Steve Simpson has been illustrating Irish children’s books for over twenty years. A surprising career path for a Manchester native who speaks no Irish.
The distinctive visual artist began in animation, working on Danger Mouse, Duckula, and Teenage Mutant Ninja Turtles, which brought him to our shores. That led to finding work storytelling through still images – in books.
He has been honing and refining his style since then to become one of the most recognisable illustrators in Ireland.
Steve has worked on all manor of projects from designing postage stamps to coffee shop branding and illustrating children’s books. He relishes both the pressure of commercial advertising work and the slower process of illustrating a book – which can take up to 6 months.
“I don’t think I could live without either, I think I need that balance. I enjoy the pressure of the advertising work but I enjoy the freedom you get from the childrens’ projects.
“It can just be a bit infuriating. You work on something for a three or four months then it disappears off to the printers for another couple of months and you’re finished another book before the last one comes out!
“You get all excited that you’ve finished a book and you can’t really show it to anybody until it turns up on the bookshelves”
Steve has worked on a number of Irish language books and posters for school children. Including Mise agus an Dragún and a series about a little tiger called Dainín, of which he has just finished the latest installment.
“This one is about going to the zoo. This is the third one and they’re quite cool because they’re kind of retro”
They are constructed out of paper shapes and brought into Photoshop, which allows more “happy mistakes” than his usual work process.
“They get disjointed which I kind of like.”
In talking about his distinctive look he feels that it’s only in the last four or five years he’s really defined “a family of styles, that all sit together”.
He admits to constantly refining the look “I’m always playing around with it… messing and tweaking and doing different things. I think you have to – to stay sane.”
But after working in the Irish language children’s book industry has he pick up any ‘cúpla focal’“I have virtually no Irish whatsoever and any Irish I do have I’ve only ever seen it written down.

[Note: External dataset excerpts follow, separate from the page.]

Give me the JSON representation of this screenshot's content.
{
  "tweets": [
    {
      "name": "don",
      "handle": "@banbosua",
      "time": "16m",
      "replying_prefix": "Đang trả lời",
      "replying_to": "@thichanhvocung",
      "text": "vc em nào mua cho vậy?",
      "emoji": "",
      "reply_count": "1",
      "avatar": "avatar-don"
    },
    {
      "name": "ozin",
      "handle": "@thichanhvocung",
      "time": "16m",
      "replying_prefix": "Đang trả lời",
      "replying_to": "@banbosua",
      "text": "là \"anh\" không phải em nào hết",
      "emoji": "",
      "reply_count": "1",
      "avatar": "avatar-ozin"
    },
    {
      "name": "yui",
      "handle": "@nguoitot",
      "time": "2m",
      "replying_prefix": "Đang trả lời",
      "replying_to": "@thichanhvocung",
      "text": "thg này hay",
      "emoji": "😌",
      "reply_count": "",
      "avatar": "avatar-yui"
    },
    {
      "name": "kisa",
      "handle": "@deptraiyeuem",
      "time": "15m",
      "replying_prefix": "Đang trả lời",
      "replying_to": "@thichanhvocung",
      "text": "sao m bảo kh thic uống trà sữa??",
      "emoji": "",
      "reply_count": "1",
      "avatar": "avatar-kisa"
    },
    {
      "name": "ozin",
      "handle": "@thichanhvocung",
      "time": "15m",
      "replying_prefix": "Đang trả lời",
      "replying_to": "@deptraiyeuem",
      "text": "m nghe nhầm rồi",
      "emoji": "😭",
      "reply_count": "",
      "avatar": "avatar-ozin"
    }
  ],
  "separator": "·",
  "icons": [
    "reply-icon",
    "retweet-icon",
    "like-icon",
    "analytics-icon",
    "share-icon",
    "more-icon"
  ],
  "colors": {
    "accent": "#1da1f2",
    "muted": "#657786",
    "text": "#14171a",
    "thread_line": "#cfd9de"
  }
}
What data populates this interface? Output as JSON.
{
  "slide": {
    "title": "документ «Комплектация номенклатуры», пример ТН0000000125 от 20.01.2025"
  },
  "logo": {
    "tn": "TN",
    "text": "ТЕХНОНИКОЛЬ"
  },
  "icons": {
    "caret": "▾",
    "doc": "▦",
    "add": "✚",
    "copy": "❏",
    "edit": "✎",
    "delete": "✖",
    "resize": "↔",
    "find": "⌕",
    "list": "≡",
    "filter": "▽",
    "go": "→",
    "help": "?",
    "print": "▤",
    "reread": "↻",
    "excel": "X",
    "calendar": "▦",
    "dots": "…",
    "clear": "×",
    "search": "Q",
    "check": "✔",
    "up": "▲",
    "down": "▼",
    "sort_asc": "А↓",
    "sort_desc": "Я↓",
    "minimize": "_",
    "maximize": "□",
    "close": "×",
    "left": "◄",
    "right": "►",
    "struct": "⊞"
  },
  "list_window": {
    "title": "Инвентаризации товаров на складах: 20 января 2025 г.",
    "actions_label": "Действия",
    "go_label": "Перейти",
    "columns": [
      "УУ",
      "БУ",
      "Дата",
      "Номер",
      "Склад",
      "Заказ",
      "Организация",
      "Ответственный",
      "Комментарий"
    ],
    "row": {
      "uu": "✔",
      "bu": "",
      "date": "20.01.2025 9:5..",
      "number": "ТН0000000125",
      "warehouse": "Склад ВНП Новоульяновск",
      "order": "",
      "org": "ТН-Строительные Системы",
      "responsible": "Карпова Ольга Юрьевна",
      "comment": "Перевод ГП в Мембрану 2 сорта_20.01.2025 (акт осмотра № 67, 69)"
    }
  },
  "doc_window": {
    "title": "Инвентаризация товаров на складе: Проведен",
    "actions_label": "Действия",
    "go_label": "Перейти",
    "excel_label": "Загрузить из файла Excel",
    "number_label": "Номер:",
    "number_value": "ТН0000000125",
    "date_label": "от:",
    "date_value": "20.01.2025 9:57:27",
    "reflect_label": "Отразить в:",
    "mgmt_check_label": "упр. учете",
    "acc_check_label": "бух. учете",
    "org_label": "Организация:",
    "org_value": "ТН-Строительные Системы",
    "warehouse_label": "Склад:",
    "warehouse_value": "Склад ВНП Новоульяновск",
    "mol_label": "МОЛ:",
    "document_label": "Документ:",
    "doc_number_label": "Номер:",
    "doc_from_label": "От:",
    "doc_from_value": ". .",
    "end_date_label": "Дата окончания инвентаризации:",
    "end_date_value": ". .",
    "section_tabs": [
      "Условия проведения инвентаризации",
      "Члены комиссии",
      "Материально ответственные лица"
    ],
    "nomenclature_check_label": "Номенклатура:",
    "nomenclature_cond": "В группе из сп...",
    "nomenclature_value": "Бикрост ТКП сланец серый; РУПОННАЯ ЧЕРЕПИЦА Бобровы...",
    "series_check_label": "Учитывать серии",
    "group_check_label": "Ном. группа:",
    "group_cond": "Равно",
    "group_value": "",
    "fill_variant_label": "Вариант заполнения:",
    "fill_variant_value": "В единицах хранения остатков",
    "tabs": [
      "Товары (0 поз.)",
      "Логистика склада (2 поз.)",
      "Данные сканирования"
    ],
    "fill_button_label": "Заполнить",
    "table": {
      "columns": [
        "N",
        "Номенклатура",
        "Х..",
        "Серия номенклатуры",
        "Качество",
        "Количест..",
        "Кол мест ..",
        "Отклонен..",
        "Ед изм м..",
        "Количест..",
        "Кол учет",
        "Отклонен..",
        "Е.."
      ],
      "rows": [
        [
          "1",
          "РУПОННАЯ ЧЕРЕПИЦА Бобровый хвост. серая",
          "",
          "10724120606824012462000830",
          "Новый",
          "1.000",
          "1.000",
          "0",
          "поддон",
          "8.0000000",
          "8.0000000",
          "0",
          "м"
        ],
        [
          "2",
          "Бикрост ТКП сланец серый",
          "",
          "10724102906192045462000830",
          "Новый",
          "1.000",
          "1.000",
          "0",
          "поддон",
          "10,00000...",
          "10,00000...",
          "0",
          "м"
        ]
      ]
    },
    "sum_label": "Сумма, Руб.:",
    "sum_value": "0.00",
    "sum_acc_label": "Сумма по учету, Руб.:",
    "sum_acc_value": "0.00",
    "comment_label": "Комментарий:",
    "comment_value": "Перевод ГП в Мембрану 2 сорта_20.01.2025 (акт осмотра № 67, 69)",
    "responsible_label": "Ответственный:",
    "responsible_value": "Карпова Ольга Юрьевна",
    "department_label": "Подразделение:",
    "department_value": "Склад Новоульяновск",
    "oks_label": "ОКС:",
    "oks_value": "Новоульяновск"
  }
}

My pronunciation is absolutely atrocious so i would never attempt to do it in public.”
He also refers to it as “a very tricky language”, after “coming from the UK, having not been brought up with it”.
Even after spending some time working in Luxembourg, his French was only “enough to get a couple of pints in at the bar”.
So how does a Brit with little linguistic aptitude find working in the Irish language?
“I’m very fortunate in that the people I work with are happy to provide translations for me. I’ve worked for An Gúm and Futa Fata over over the last 20 years or so and they’ve always been very good at translating the copy for me.”